ONCE UPON A TIME… THE MAD ADVENTURES OF RABBI JACOB
Director | Auberi Edler |
Writers | Auberi Edler, Serge July and Marie Genin |
Image | Franck Brisset |
Sound | Thierry Blandin, Denis Lepeut |
Editing | Alexandre Landreau |
Length | 52 minutes |
Format | 16/9 |
Version | French |
Broadcasters | France 5, TCM |
Protagonists:
- Radu MIHAILEANU, director and scriptwriter
- Danièle THOMPSON, co-screenwriter
- Josy EISENBERG, co-screenwriter and rabbi
- Henri GUYBET, actor
- Gérard CHALIAND, sociologist
- Benjamin STORA, historian
- Vladimir COSMA, composer
- POPECK, actor
Portrait of a film : Gérard Oury directs The Mad Adventures of Rabbi Jacob in 1973. Louis de Funès, incarnating his usual character – authoritarian and terrorizing everyone around him – a role exacerbated by racism and anti-Semitism, must conspire with an Arab leader and disguise himself as an orthodox rabbi. More than 7 million people bought a ticket to watch this fable about learning tolerance. After being called a pornographer, Gérard Oury had to renounce filming in New York in the orthodox Jewish quarter. He will also be forced to give up the rue des Rosiers in Paris for a neighbourhood in Saint-Denis.
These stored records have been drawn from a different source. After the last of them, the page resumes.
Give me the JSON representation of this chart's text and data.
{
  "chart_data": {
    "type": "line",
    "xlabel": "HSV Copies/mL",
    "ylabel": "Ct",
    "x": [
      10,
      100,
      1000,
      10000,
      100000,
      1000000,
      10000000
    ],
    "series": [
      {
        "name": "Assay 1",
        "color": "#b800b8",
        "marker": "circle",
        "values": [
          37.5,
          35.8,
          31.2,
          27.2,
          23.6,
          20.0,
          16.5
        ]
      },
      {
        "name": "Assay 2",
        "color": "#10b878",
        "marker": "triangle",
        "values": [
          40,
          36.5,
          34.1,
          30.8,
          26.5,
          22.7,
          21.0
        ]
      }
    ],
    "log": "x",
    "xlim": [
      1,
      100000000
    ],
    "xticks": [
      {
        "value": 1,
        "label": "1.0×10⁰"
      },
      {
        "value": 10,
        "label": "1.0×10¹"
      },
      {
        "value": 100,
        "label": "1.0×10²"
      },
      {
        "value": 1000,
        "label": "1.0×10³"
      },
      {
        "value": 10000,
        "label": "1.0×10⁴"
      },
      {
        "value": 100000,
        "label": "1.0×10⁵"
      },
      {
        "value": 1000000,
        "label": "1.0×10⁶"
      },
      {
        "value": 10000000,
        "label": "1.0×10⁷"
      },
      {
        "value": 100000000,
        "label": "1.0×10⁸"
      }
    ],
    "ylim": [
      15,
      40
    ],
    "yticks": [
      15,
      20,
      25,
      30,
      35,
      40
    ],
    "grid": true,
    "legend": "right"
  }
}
Portrait of an era: the script is written at the time of airplane hijackings by the Palestinians and during the Munich Olympics hostage crisis. The film is released in October 73, two weeks after the start of the Yom Kippur War. The wife of film distributor Georges Cravenne, is opposed to the release of the film, attempts to hijack the Paris-Nice flight and is shot dead by the police.
Portrait of a filmmaker: Gérard Oury (1919-2006), who directed 17 films including Le Corniaud and La Grande Vadrouille, loved fables, vaudeville in cinema, and actors paired as antagonistic opposites.